Our results showed that the duplication and divergence of the SMC-4 paralog DPY-27 occurred suprisingly recently in the lineage leading to Caenorhabditis (Figure 9). Nematode species lacking two copies of the SMC-4 dosage compensate using other mechanisms. A second X-specific SMC complex evolved through an independent duplication within Pristhionchus. Current projects aim to determine the diversity of dosage compensation mechanisms in most lineages of nematodes. We are also curious to find if the X-specific SMC in P. pacificus co-opted the same or different epigenetic mechanisms for transcription regulation.
Figure 9. A) A maximum-likelihood phylogeny of SMC-4 reveals that DPY-27 is an SMC-4 paralog that arose in the lineage leading to Caenorhabditis (orange circle). An independent duplication of SMC-4 occurred in Pristhionchus (blue circle). Numbers indicate bootstrap values. B) Hi-C analysis for the presence of TADs on the X chromosomes are depicted with representative regions. C) ChIP-seq analysis of H4K20me1 in hermaphrodite larvae show enrichment of this histone modification on the X chromosomes compared to autosomes (chr I was chosen as example).
Other directions / projects in the lab
Environmental control of gene regulation: Environmental control of gene expression is key for species survival. C. elegans dauer larvae is a fascinating and metabolically different state that allows worms to withstand lack of food for months. We are using genomic techniques to address if dauers compact chromatin to achieve genome-wide gene repression and how this is linked to pathways that control dauer physiology.

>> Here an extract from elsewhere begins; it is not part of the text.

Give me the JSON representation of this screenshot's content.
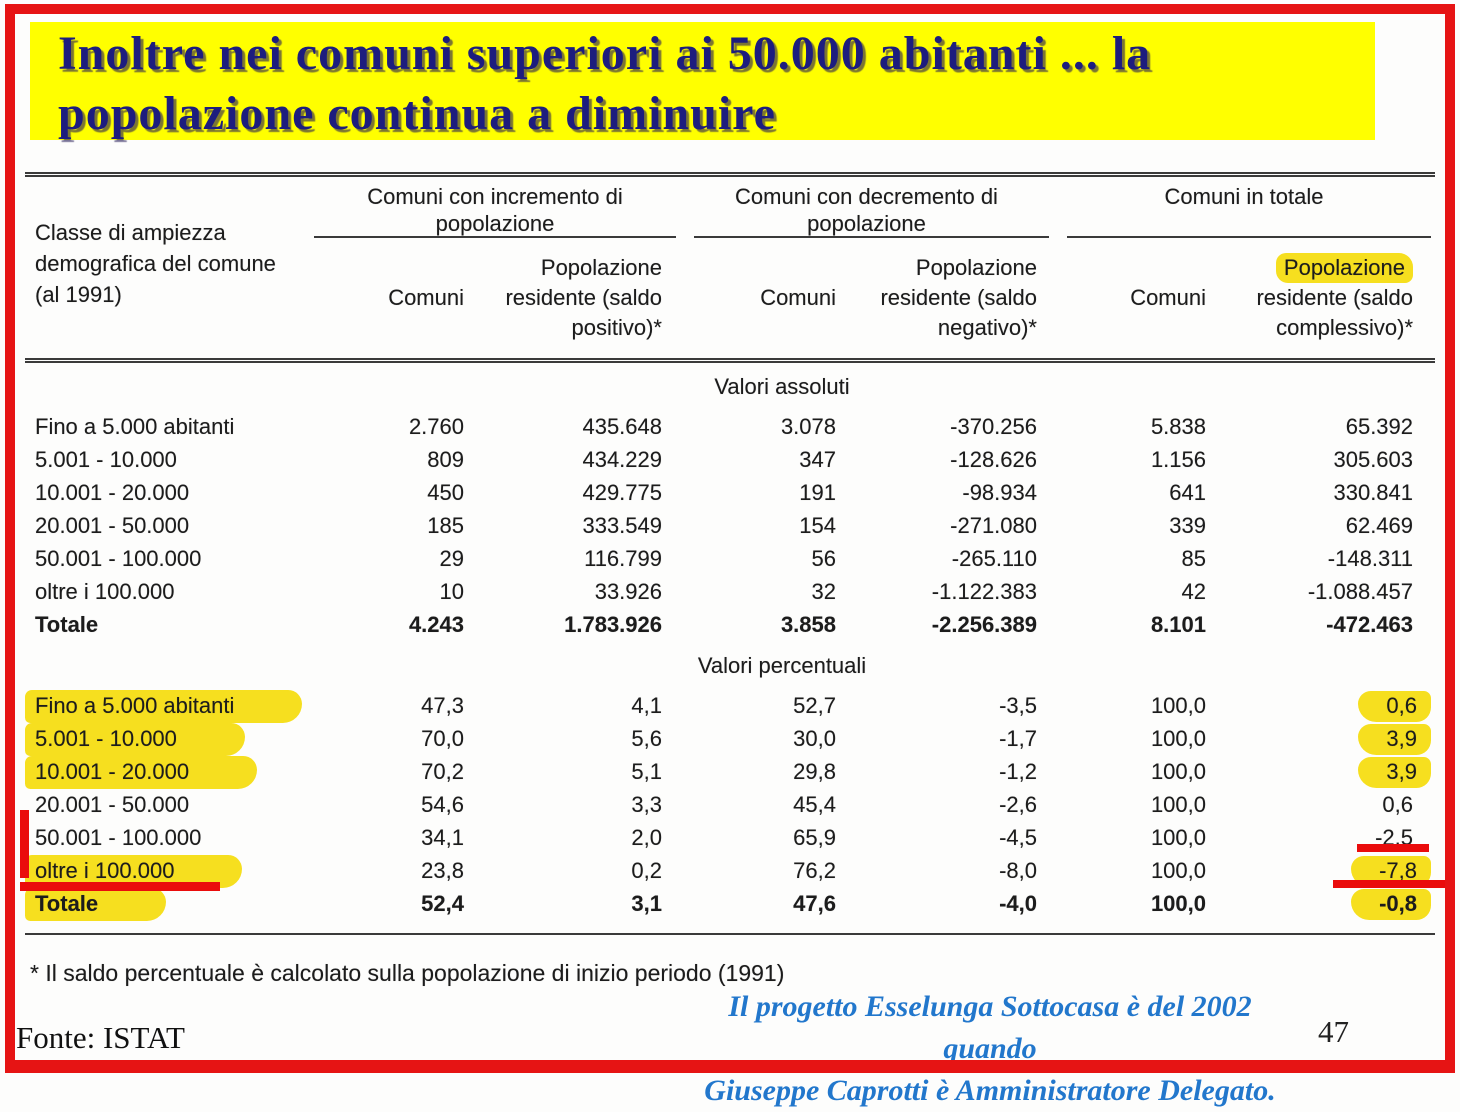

TFIIIC and ETCs in genome organization and gene regulation: TFIII is a general initiation factor for RNA Pol III, which transcribes tRNAs and other small RNAs. TFIIIC binds to the evolutionarily conserved extra TFIIIC sites (ETCs) without promoting transcription. Previous studies proposed that ETCs function as a boundary between TADs or heterochromatin domains. We are testing this model by depleting TFIIIC and analyzing its effect on genome organization and gene expression.
Mechanisms that regulate accurate chromosome segregation: In all organisms studied to date, a common phenotype of mutants that affect chromosome segregation are DAPI-staining DNA that stretches between segregating chromosome masses in anaphase. These “anaphase bridges” are poorly characterized, in part due to the assumption that their content is invariant or random. We are developing Bridge-seq to characterize anaphase bridges with the goal to connect them to genome integrity problems mapped in cancers and aging.